# Composing & Modeling Parallel Sorting Performance Data
## Part A: Composing Parallel Sorting Data

The parallel sorting dataset consists of over 10,000 MPI sorting algorithm performance profiles for 5 different algorithms, collected by about 100 users. We use this data to show how we can train models to determine the algorithm from the performance data.

## 1. Import Necessary Packages

Import packages and point to the dataset.

In [1]:
from glob import glob

import thicket as th

DATA_DIR = "../data/parallel-sorting"



## 2. Read files into Thicket

- `glob()` recursively grabs all Caliper files (`.cali`) in the data directory.
- `from_caliperreader()` reads the Caliper files into Thicket and `fill_perfdata=False` will save memory, since we have so many files.

In [2]:
data = glob(f"{DATA_DIR}/**/*.cali", recursive=True)
print(f"Total files: {len(data)}")

# Read caliper files without filling the profile index as it expensive and unnecessary in our case
tk = th.Thicket.from_caliperreader(
    data,
    fill_perfdata=False
)
print(f"DataFrame shape {tk.dataframe.shape}")
print(f"Metadata shape: {tk.metadata.shape}")

Total files: 12916


(1/2) Reading Files: 100%|██████████| 12916/12916 [01:34<00:00, 136.30it/s]
(2/2) Creating Thicket: 100%|██████████| 12915/12915 [02:06<00:00, 102.34it/s]

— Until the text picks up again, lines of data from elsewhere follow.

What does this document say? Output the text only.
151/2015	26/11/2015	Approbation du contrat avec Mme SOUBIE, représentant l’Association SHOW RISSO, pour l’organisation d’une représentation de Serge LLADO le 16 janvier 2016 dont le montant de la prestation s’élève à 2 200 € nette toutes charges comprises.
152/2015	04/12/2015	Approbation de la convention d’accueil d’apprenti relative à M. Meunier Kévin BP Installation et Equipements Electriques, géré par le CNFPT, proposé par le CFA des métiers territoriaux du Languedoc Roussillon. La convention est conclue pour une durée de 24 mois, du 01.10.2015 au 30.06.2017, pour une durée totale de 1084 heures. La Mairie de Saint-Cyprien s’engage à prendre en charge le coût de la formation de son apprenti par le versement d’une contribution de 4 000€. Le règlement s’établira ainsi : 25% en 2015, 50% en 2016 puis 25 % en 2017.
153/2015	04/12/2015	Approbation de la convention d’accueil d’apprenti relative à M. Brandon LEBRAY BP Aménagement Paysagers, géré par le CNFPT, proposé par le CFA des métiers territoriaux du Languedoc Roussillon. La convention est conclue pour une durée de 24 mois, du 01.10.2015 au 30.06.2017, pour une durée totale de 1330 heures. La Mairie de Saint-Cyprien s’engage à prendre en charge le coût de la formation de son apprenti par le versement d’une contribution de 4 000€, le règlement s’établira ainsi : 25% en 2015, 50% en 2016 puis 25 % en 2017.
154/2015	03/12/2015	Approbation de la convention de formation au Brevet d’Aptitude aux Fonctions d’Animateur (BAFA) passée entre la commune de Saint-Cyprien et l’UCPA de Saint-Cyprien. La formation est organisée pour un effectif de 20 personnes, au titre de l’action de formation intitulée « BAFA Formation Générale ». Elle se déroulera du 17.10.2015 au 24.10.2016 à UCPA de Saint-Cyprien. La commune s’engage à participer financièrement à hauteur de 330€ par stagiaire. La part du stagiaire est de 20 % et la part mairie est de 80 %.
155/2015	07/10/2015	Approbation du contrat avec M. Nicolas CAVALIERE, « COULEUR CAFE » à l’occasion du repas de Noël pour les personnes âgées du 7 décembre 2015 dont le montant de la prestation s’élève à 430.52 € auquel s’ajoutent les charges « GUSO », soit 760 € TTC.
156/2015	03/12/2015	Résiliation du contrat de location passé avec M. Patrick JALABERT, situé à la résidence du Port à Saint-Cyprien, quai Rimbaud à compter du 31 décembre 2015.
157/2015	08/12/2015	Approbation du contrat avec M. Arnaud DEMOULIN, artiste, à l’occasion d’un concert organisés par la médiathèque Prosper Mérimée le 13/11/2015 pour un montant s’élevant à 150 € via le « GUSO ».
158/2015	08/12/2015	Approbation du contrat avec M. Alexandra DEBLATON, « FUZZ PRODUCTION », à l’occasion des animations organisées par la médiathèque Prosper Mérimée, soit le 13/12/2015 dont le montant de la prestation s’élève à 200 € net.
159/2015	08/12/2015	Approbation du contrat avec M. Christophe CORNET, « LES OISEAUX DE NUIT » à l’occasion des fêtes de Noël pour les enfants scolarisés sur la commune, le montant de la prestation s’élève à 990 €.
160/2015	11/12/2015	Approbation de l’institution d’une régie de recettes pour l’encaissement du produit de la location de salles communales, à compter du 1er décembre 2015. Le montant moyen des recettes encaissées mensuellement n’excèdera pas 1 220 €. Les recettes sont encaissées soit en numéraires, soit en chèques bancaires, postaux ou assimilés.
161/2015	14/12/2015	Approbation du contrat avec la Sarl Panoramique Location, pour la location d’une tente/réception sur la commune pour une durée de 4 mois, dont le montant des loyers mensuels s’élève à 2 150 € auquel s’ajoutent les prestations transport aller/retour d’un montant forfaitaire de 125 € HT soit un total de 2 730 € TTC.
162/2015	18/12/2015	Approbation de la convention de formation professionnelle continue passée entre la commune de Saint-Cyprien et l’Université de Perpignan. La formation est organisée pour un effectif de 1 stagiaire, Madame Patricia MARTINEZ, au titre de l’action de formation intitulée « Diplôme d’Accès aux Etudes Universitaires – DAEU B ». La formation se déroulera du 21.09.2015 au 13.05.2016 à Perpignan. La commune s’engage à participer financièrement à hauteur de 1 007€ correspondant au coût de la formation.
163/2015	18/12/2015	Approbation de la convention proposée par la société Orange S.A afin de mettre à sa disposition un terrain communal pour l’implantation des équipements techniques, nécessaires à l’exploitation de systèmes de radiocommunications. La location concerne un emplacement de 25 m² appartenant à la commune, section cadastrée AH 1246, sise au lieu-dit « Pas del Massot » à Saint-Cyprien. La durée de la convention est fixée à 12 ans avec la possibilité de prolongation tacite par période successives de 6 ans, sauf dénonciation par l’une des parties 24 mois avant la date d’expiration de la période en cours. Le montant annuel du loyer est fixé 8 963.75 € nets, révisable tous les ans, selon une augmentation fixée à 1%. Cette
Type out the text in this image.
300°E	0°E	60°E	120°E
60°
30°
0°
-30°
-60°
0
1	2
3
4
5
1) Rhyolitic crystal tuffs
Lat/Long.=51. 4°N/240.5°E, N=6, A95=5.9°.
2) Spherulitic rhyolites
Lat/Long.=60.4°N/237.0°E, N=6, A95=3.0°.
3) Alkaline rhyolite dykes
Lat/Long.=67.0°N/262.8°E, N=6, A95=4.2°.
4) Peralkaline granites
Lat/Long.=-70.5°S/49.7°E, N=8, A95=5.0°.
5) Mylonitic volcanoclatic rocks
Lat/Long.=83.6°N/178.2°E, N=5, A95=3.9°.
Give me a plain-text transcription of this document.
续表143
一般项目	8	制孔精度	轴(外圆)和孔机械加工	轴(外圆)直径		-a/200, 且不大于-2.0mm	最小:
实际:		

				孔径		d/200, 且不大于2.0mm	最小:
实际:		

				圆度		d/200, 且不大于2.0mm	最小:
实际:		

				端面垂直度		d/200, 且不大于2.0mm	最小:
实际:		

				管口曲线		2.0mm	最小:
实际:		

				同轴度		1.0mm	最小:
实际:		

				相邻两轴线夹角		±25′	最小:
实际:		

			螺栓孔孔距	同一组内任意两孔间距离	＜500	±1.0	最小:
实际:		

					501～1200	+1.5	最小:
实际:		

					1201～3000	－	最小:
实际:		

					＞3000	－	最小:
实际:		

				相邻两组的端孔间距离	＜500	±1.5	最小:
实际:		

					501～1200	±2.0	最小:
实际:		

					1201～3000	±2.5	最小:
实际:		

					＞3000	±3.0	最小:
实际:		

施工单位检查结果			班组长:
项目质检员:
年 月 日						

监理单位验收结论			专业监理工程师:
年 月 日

DataFrame shape (128716, 16)
Metadata shape: (12916, 62)





## 3. Modify and Filter Metadata Values

Since the dataset we are using is a compilation from many different users, there are various errors in the metadata annotations which we can fix using Thicket. We have defined two dictionaries from manual analysis of the data to achieve this:

- `META_FIX_DICT` is used to enforce consistency in the metadata by replacing values.
- `META_WHITELIST_DICT` is used to select the metadata parameters we are looking for from the experiments.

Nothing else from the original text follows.